Becky Karp echaba todas las culpas a Isaac Sidel. Era el jefe de policía y no había conseguido poner coto a las correrías del hombre lobo por Manhattan.
—Isaac, como no hagas algo muy pronto, mi administración se hundirá sin remedio.
—Hago todo lo que puedo. Tengo a mis ayudantes en la calle día y noche.

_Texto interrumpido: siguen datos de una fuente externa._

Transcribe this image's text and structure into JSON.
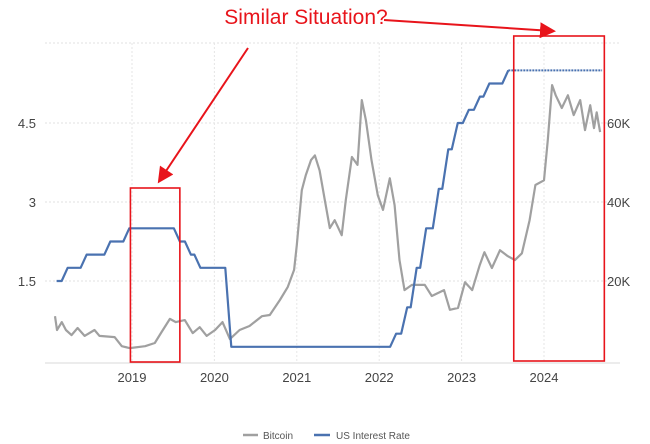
{
  "chart_data": {
    "type": "line",
    "title": "",
    "annotation": "Similar Situation?",
    "xlabel": "",
    "ylabel_left": "",
    "ylabel_right": "",
    "x_ticks": [
      "2019",
      "2020",
      "2021",
      "2022",
      "2023",
      "2024"
    ],
    "x_range": [
      "2018-01-01",
      "2024-11-01"
    ],
    "left_axis": {
      "ticks": [
        1.5,
        3,
        4.5
      ],
      "tick_labels": [
        "1.5",
        "3",
        "4.5"
      ],
      "range": [
        0,
        6.1
      ]
    },
    "right_axis": {
      "ticks": [
        20000,
        40000,
        60000
      ],
      "tick_labels": [
        "20K",
        "40K",
        "60K"
      ],
      "range": [
        0,
        81000
      ]
    },
    "grid": true,
    "legend_position": "bottom",
    "colors": {
      "bitcoin": "#a0a0a0",
      "rate": "#4a72b0",
      "annotation": "#e8141b"
    },
    "series": [
      {
        "name": "Bitcoin",
        "axis": "right",
        "points": [
          [
            "2018-01-25",
            11100
          ],
          [
            "2018-02-03",
            7600
          ],
          [
            "2018-02-24",
            9600
          ],
          [
            "2018-03-14",
            7600
          ],
          [
            "2018-04-08",
            6300
          ],
          [
            "2018-05-05",
            8100
          ],
          [
            "2018-06-05",
            6100
          ],
          [
            "2018-07-19",
            7600
          ],
          [
            "2018-08-10",
            6100
          ],
          [
            "2018-10-16",
            5800
          ],
          [
            "2018-11-17",
            3500
          ],
          [
            "2018-12-22",
            3000
          ],
          [
            "2019-02-28",
            3500
          ],
          [
            "2019-04-12",
            4300
          ],
          [
            "2019-05-12",
            7100
          ],
          [
            "2019-06-18",
            10400
          ],
          [
            "2019-07-14",
            9600
          ],
          [
            "2019-08-23",
            10100
          ],
          [
            "2019-09-27",
            6800
          ],
          [
            "2019-10-28",
            8300
          ],
          [
            "2019-11-28",
            6100
          ],
          [
            "2020-01-04",
            7600
          ],
          [
            "2020-02-06",
            9600
          ],
          [
            "2020-03-10",
            5300
          ],
          [
            "2020-04-22",
            7600
          ],
          [
            "2020-06-05",
            8600
          ],
          [
            "2020-07-30",
            11100
          ],
          [
            "2020-09-03",
            11400
          ],
          [
            "2020-10-18",
            15200
          ],
          [
            "2020-11-22",
            18500
          ],
          [
            "2020-12-20",
            22800
          ],
          [
            "2021-01-01",
            29100
          ],
          [
            "2021-01-23",
            43000
          ],
          [
            "2021-02-10",
            46800
          ],
          [
            "2021-03-05",
            50600
          ],
          [
            "2021-03-22",
            51800
          ],
          [
            "2021-04-12",
            48000
          ],
          [
            "2021-05-05",
            40500
          ],
          [
            "2021-05-27",
            33400
          ],
          [
            "2021-06-18",
            35400
          ],
          [
            "2021-07-19",
            31600
          ],
          [
            "2021-08-06",
            40500
          ],
          [
            "2021-09-02",
            51400
          ],
          [
            "2021-09-27",
            49400
          ],
          [
            "2021-10-16",
            65800
          ],
          [
            "2021-11-03",
            60700
          ],
          [
            "2021-11-28",
            50600
          ],
          [
            "2021-12-26",
            41700
          ],
          [
            "2022-01-18",
            38000
          ],
          [
            "2022-02-17",
            46000
          ],
          [
            "2022-03-10",
            39200
          ],
          [
            "2022-04-01",
            25300
          ],
          [
            "2022-04-23",
            17700
          ],
          [
            "2022-05-26",
            19000
          ],
          [
            "2022-07-22",
            19000
          ],
          [
            "2022-08-22",
            16200
          ],
          [
            "2022-10-15",
            17700
          ],
          [
            "2022-11-10",
            12700
          ],
          [
            "2022-12-16",
            13200
          ],
          [
            "2023-01-16",
            19700
          ],
          [
            "2023-02-17",
            17700
          ],
          [
            "2023-03-22",
            24000
          ],
          [
            "2023-04-12",
            27300
          ],
          [
            "2023-05-15",
            23300
          ],
          [
            "2023-06-20",
            27800
          ],
          [
            "2023-07-24",
            26300
          ],
          [
            "2023-08-25",
            25300
          ],
          [
            "2023-09-25",
            27000
          ],
          [
            "2023-10-29",
            35400
          ],
          [
            "2023-11-24",
            44300
          ],
          [
            "2024-01-01",
            45500
          ],
          [
            "2024-01-18",
            55700
          ],
          [
            "2024-02-06",
            69600
          ],
          [
            "2024-02-22",
            67000
          ],
          [
            "2024-03-20",
            63800
          ],
          [
            "2024-04-16",
            67000
          ],
          [
            "2024-05-12",
            62000
          ],
          [
            "2024-06-10",
            65800
          ],
          [
            "2024-07-01",
            58200
          ],
          [
            "2024-07-24",
            64500
          ],
          [
            "2024-08-10",
            58700
          ],
          [
            "2024-08-22",
            62700
          ],
          [
            "2024-09-06",
            57700
          ]
        ]
      },
      {
        "name": "US Interest Rate",
        "axis": "left",
        "points": [
          [
            "2018-02-01",
            1.5
          ],
          [
            "2018-03-22",
            1.75
          ],
          [
            "2018-06-14",
            2.0
          ],
          [
            "2018-09-27",
            2.25
          ],
          [
            "2018-12-20",
            2.5
          ],
          [
            "2019-08-01",
            2.25
          ],
          [
            "2019-09-19",
            2.0
          ],
          [
            "2019-10-31",
            1.75
          ],
          [
            "2020-03-16",
            0.25
          ],
          [
            "2022-03-17",
            0.5
          ],
          [
            "2022-05-05",
            1.0
          ],
          [
            "2022-06-16",
            1.75
          ],
          [
            "2022-07-28",
            2.5
          ],
          [
            "2022-09-22",
            3.25
          ],
          [
            "2022-11-03",
            4.0
          ],
          [
            "2022-12-15",
            4.5
          ],
          [
            "2023-02-02",
            4.75
          ],
          [
            "2023-03-23",
            5.0
          ],
          [
            "2023-05-04",
            5.25
          ],
          [
            "2023-07-27",
            5.5
          ],
          [
            "2024-09-15",
            5.5
          ]
        ]
      }
    ],
    "highlight_ranges": [
      [
        "2018-12-25",
        "2019-08-01"
      ],
      [
        "2023-08-20",
        "2024-09-25"
      ]
    ]
  }
}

—No es bastante —gritó ella a Isaac, que tenía el aspecto de un osito de peluche con patillas—. Quiero una patrulla especial contra el hombre lobo, con un psicólogo de primera fila que pueda hablar de todas las implicaciones de…, ¿cuál es el nombre?
—Licantropía —dijo Isaac.
—Eso, de la licantropía. Necesitamos un portavoz, Isaac. Alguien que consiga calmar al público, que explique las definiciones correctas y dé al caso un enfoque científico. No un policía como tú. Eres demasiado primitivo, Isaac. Quiero un científico en este caso y, si no contratas a uno de inmediato, lo haré yo misma.
—En ese caso dimitiré —dijo Isaac.
—No dimitirás. Estás demasiado interesado en el hombre lobo… O superamos esta crisis o nos hundimos los dos, Isaac. Consígueme un científico.
Isaac salió del City Hall con una nube de reporteros a sus espaldas, acosándole como pequeños vampiros. ¿Qué podía decirles? Había capturado al otro hombre lobo, Harvey Montaigne, porque descubrió su modus operandi. Había siempre algo teatral en las pistas que dejaba Montaigne, una especie de afán de representar el papel de que hacía daño a las personas, como si viviera en un continuo Halloween; y de hecho estaba esperando a Isaac, solo y deprimido, cuando este fue a detenerle a la habitación de un hotel, un par de días después de las Navidades.
¿Cómo me ha encontrado? —le había preguntado Harvey Montaigne.
Por casualidad.
Le he visto en la tele; lleva usted unas patillas demasiado grandes. ¿Cómo me ha encontrado?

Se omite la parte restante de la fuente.